Fazit: Potenzial ja, Beweis nein
Apfelessig besitzt aufgrund seiner antimykotischen und pH-senkenden Eigenschaften eine nachvollziehbare theoretische Grundlage für den Einsatz bei Schuppen. Klinische Studien, die eine tatsächliche Wirksamkeit am Menschen belegen, fehlen jedoch. Die Anwendung ist bei korrekter Verdünnung und maßvoller Häufigkeit risikoarm – wer aber unter ausgeprägten oder anhaltenden Schuppen leidet, sollte auf bewährte Wirkstoffe setzen und gegebenenfalls einen Dermatologen aufsuchen.
Häufig gestellte Fragen
Kann Apfelessig Schuppen dauerhaft beseitigen?

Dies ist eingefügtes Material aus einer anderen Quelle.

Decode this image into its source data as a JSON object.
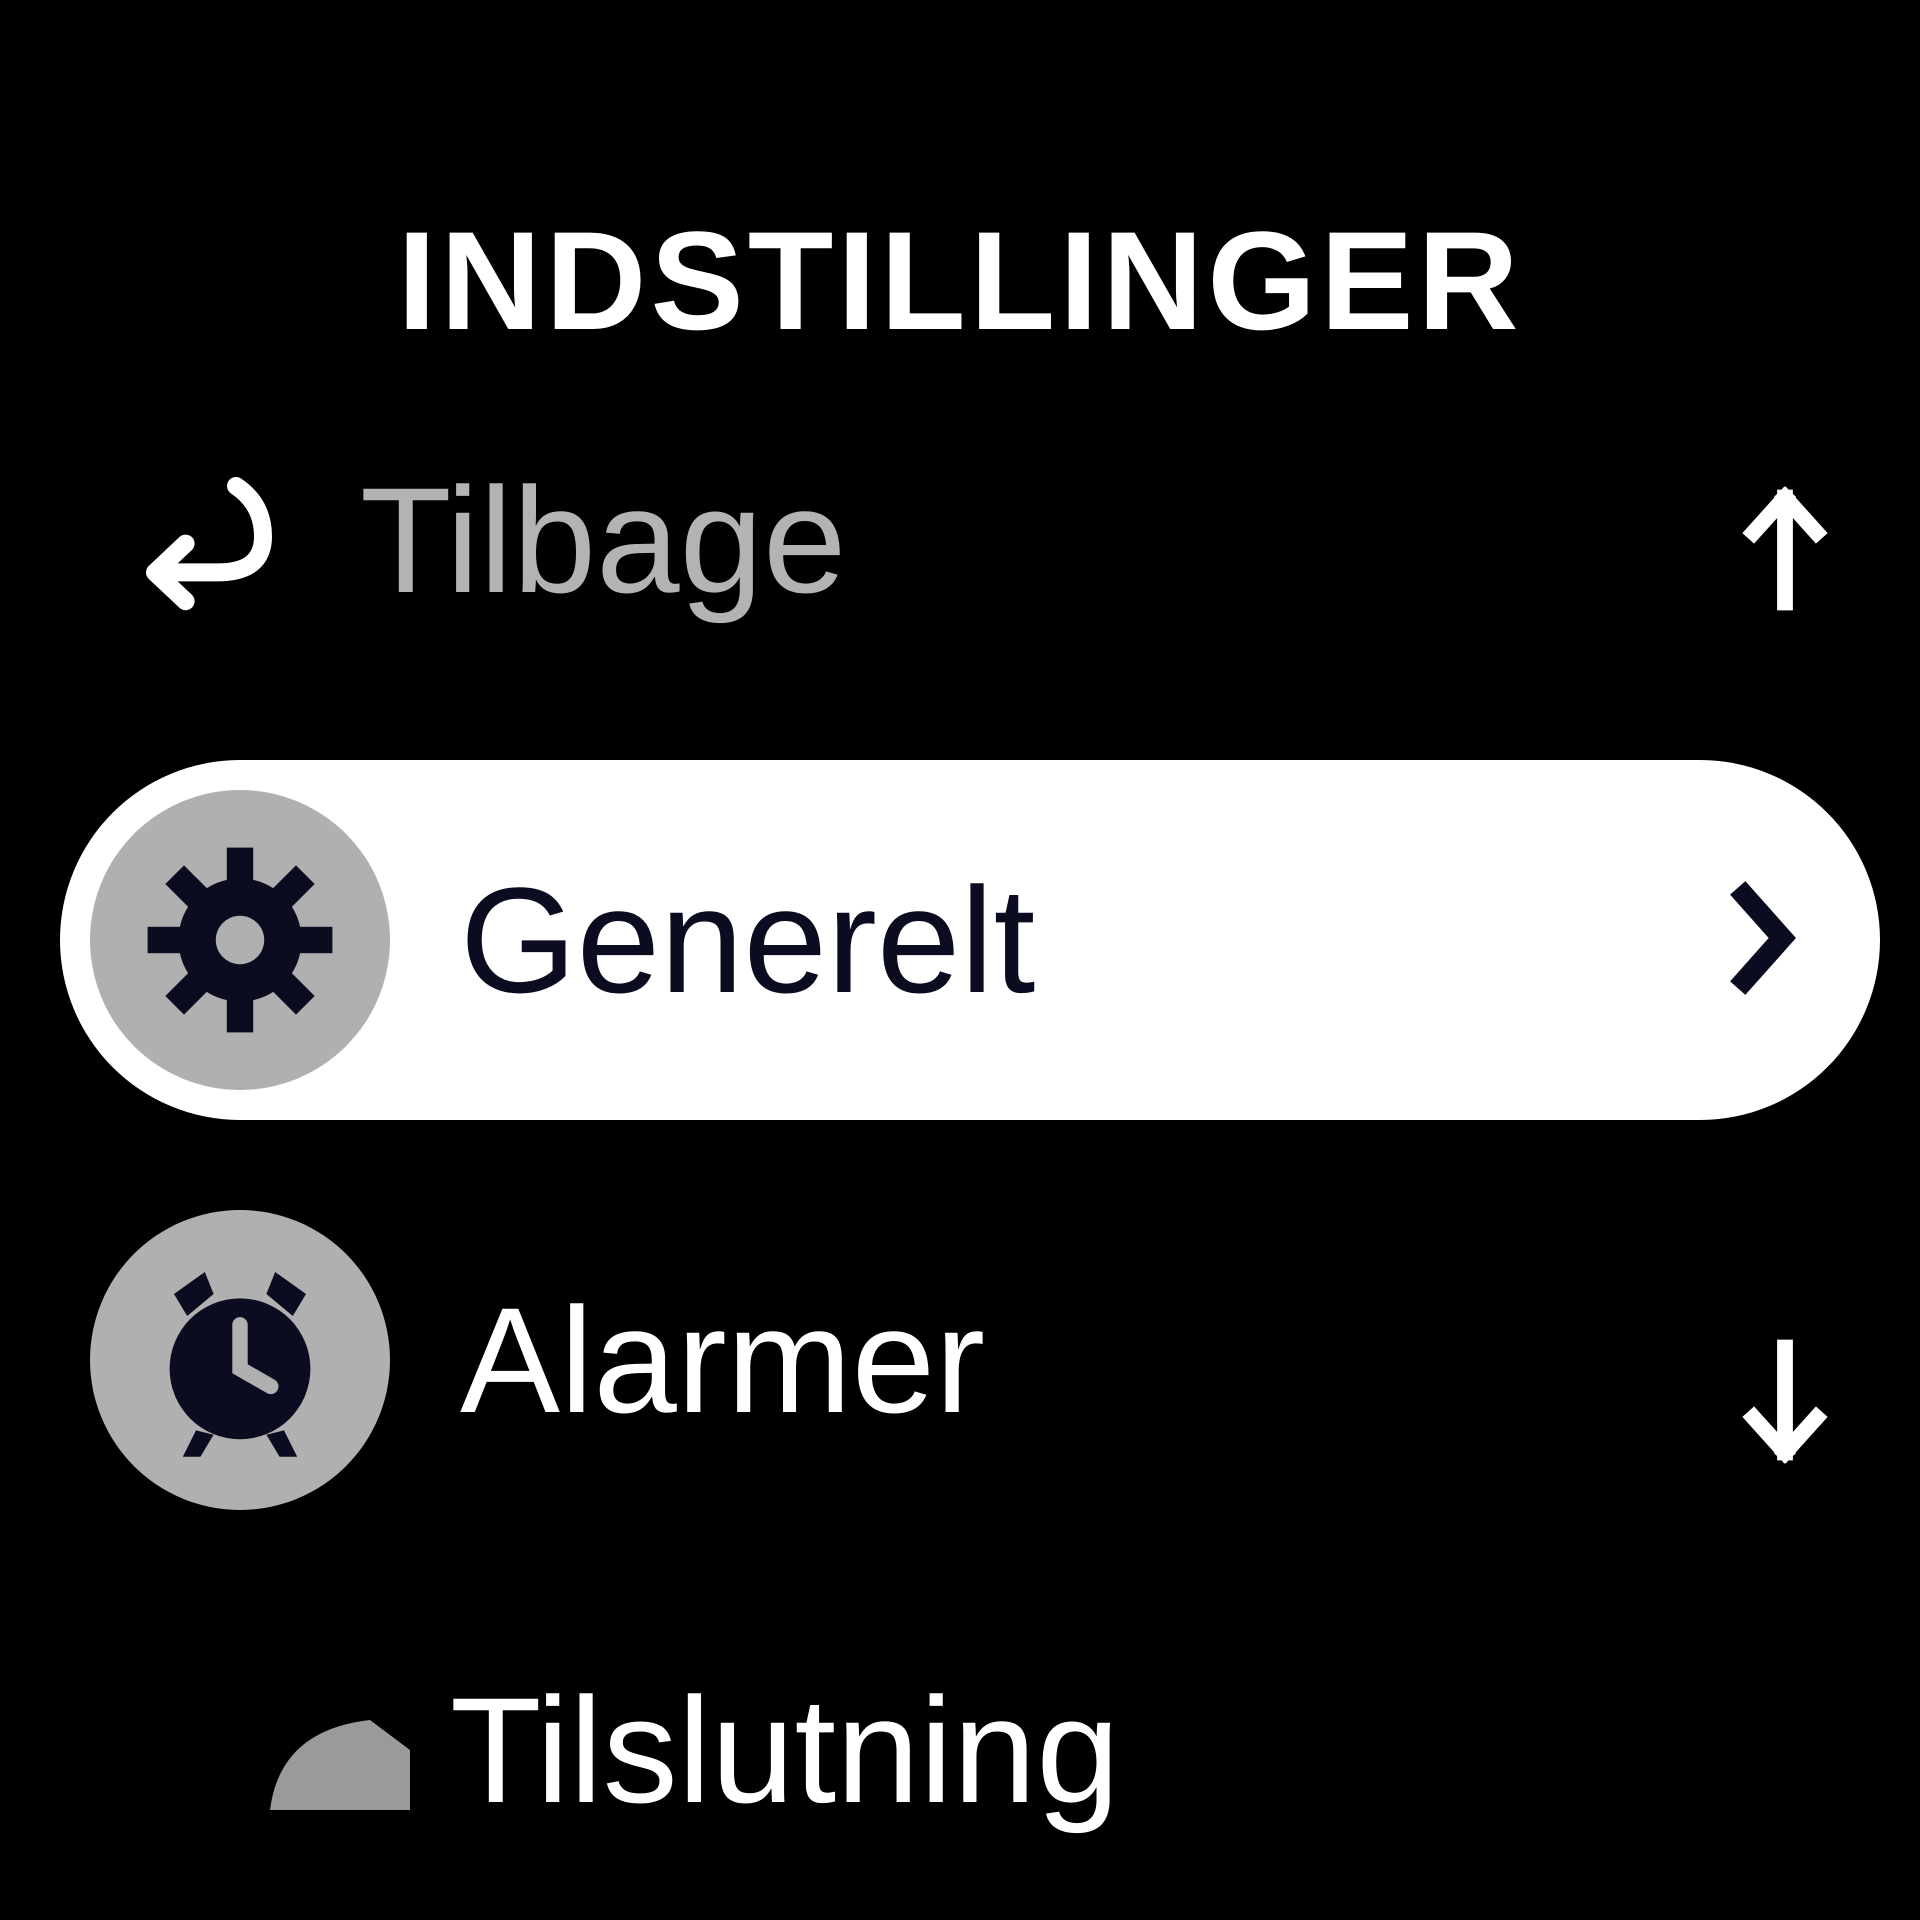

Nein – zumindest gibt es dafür keine wissenschaftlichen Belege. Apfelessig kann die Kopfhaut kurzfristig reinigen und den pH-Wert senken, was das Pilzmilieu theoretisch ungünstiger macht. Klinische Studien zur dauerhaften Wirksamkeit existieren nicht. Für anhaltende Schuppen sind speziell entwickelte Anti-Schuppen-Shampoos mit Wirkstoffen wie Ketoconazol oder Zinkpyrithion wirksamer.

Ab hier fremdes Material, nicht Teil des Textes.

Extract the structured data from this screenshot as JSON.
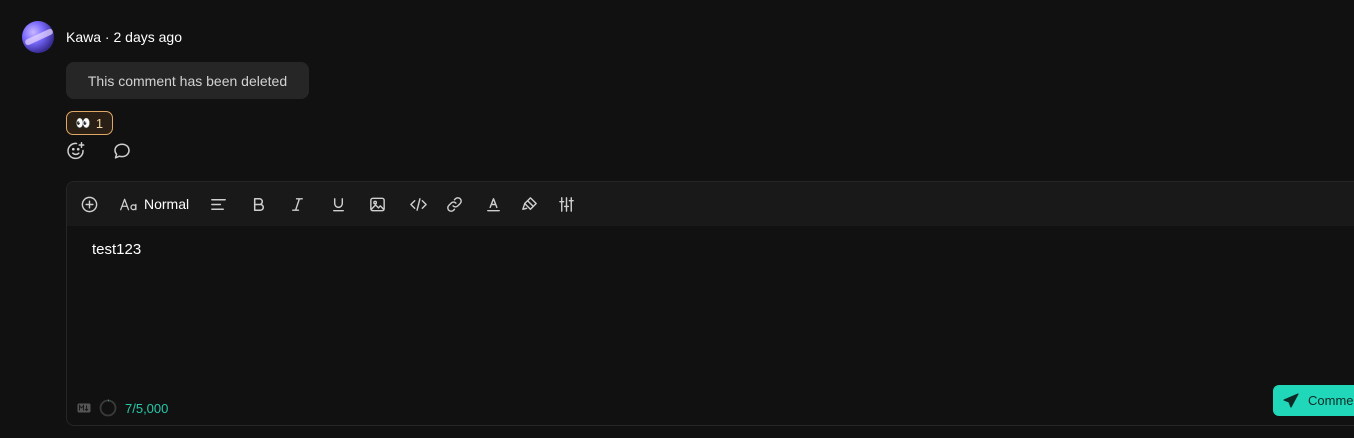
{
  "comment": {
    "author": "Kawa",
    "separator": " · ",
    "time": "2 days ago",
    "deleted_text": "This comment has been deleted",
    "reaction": {
      "emoji": "👀",
      "count": "1"
    }
  },
  "icons": {
    "add_reaction": "smile-plus-icon",
    "reply": "speech-bubble-icon"
  },
  "editor": {
    "format_label": "Normal",
    "content": "test123",
    "char_count": "7/5,000",
    "submit_label": "Comment"
  },
  "colors": {
    "accent": "#21d7b9",
    "counter": "#27c9a9",
    "reaction_border": "#e0a866",
    "background": "#111111"
  }
}
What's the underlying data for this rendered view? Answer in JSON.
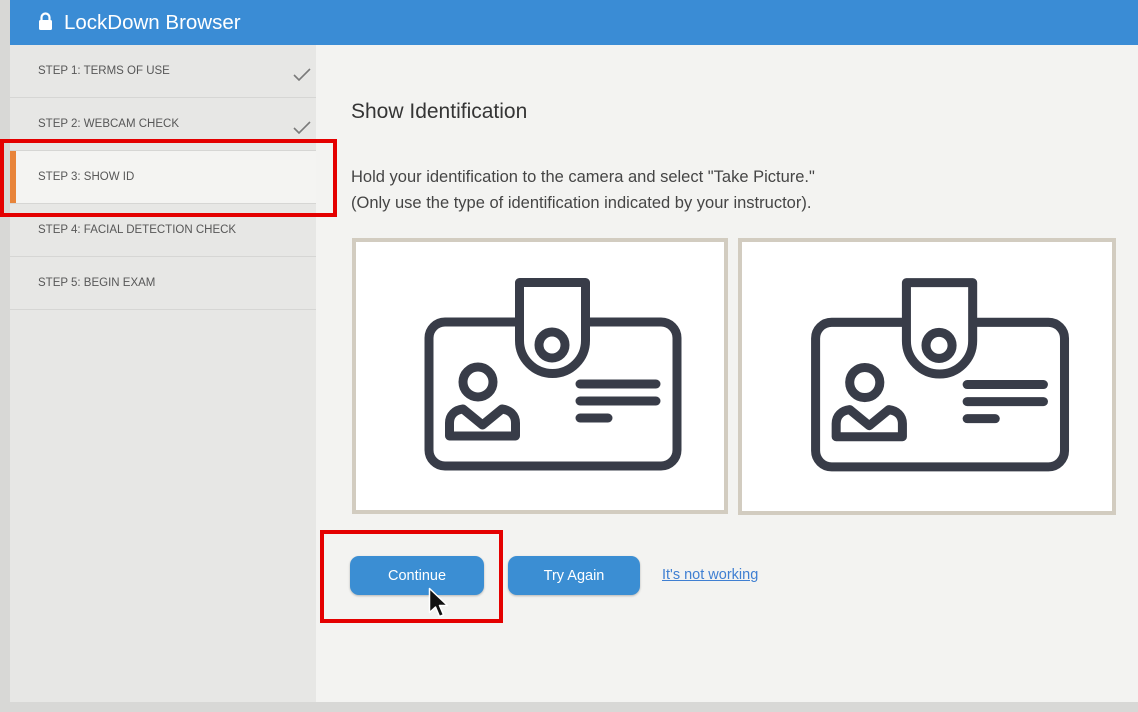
{
  "app": {
    "title": "LockDown Browser"
  },
  "icons": {
    "header": "lock-icon",
    "step_done": "check-icon",
    "preview": "id-card-icon",
    "pointer": "cursor-arrow-icon"
  },
  "colors": {
    "header_bg": "#3a8cd5",
    "active_indicator": "#e8843a",
    "button_bg": "#3b8ed3",
    "link": "#3f7fd2",
    "highlight": "#e40000"
  },
  "steps": [
    {
      "label": "STEP 1: TERMS OF USE",
      "completed": true,
      "active": false
    },
    {
      "label": "STEP 2: WEBCAM CHECK",
      "completed": true,
      "active": false
    },
    {
      "label": "STEP 3: SHOW ID",
      "completed": false,
      "active": true
    },
    {
      "label": "STEP 4: FACIAL DETECTION CHECK",
      "completed": false,
      "active": false
    },
    {
      "label": "STEP 5: BEGIN EXAM",
      "completed": false,
      "active": false
    }
  ],
  "main": {
    "heading": "Show Identification",
    "instructions": [
      "Hold your identification to the camera and select \"Take Picture.\"",
      "(Only use the type of identification indicated by your instructor)."
    ]
  },
  "actions": {
    "continue_label": "Continue",
    "try_again_label": "Try Again",
    "not_working_link": "It's not working"
  }
}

Wie oft sollte man Apfelessig gegen Schuppen verwenden?
Maximal ein- bis zweimal pro Woche, immer verdünnt im Verhältnis 1:2 oder 1:3 mit Wasser. Tägliche Anwendung trocknet die Kopfhaut aus und kann die Schuppung verschlimmern statt verbessern.
Welche Risiken hat Apfelessig auf der Kopfhaut?

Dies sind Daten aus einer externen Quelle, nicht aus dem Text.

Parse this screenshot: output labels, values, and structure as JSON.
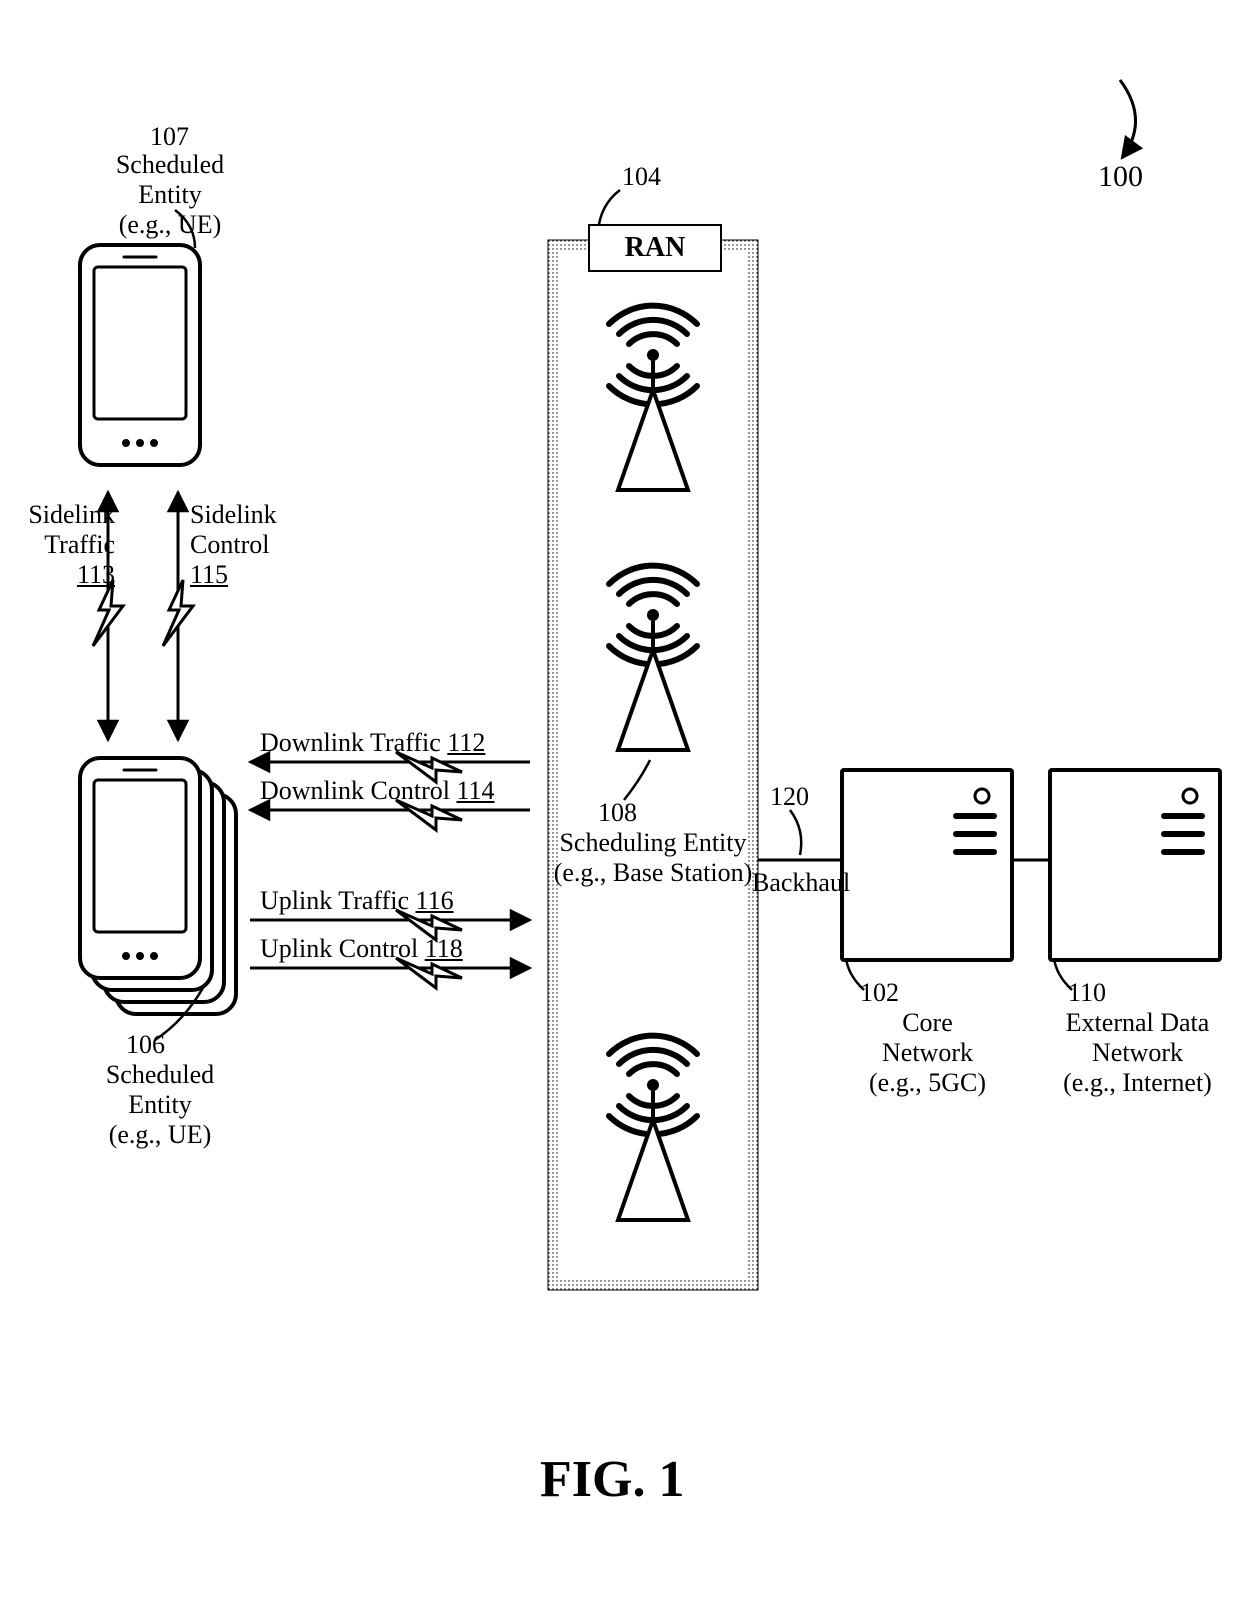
{
  "figure": {
    "title": "FIG. 1",
    "ref": "100"
  },
  "ue107": {
    "ref": "107",
    "line1": "Scheduled",
    "line2": "Entity",
    "line3": "(e.g., UE)"
  },
  "ue106": {
    "ref": "106",
    "line1": "Scheduled",
    "line2": "Entity",
    "line3": "(e.g., UE)"
  },
  "sidelink_traffic": {
    "line1": "Sidelink",
    "line2": "Traffic",
    "ref": "113"
  },
  "sidelink_control": {
    "line1": "Sidelink",
    "line2": "Control",
    "ref": "115"
  },
  "dl_traffic": {
    "text": "Downlink Traffic",
    "ref": "112"
  },
  "dl_control": {
    "text": "Downlink Control",
    "ref": "114"
  },
  "ul_traffic": {
    "text": "Uplink Traffic",
    "ref": "116"
  },
  "ul_control": {
    "text": "Uplink Control",
    "ref": "118"
  },
  "ran": {
    "ref": "104",
    "title": "RAN",
    "sched_ref": "108",
    "sched_line1": "Scheduling Entity",
    "sched_line2": "(e.g., Base Station)"
  },
  "backhaul": {
    "ref": "120",
    "text": "Backhaul"
  },
  "core": {
    "ref": "102",
    "line1": "Core",
    "line2": "Network",
    "line3": "(e.g., 5GC)"
  },
  "extnet": {
    "ref": "110",
    "line1": "External Data",
    "line2": "Network",
    "line3": "(e.g., Internet)"
  }
}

Unverdünnter Apfelessig kann Hautreizungen, Brennen und leichte Verätzungen verursachen. Auch verdünnt kann er bei empfindlicher Kopfhaut Trockenheit und Irritationen auslösen. Bei entzündeter oder verletzter Kopfhaut sollte er grundsätzlich nicht angewendet werden.
Was hilft wirklich gegen Schuppen?
Klinisch nachgewiesen wirksam gegen Malassezia-bedingte Schuppen sind Shampoos mit Zinkpyrithion, Selensulfid, Ketoconazol oder Ciclopirox. Diese Wirkstoffe bekämpfen den Schuppenpilz direkt und sind in kontrollierten Studien getestet worden. Bei starken oder anhaltenden Schuppen empfiehlt sich der Gang zum Dermatologen.
Hilft Apfelessig auch bei seborrhoischer Dermatitis?
Es gibt einzelne Erfahrungsberichte, aber keine klinische Evidenz. Bei seborrhoischer Dermatitis – einer entzündeteren Form der Schuppenbildung – wird von der Selbstbehandlung mit Apfelessig eher abgeraten, da er die empfindliche und bereits gereizte Haut zusätzlich irritieren kann.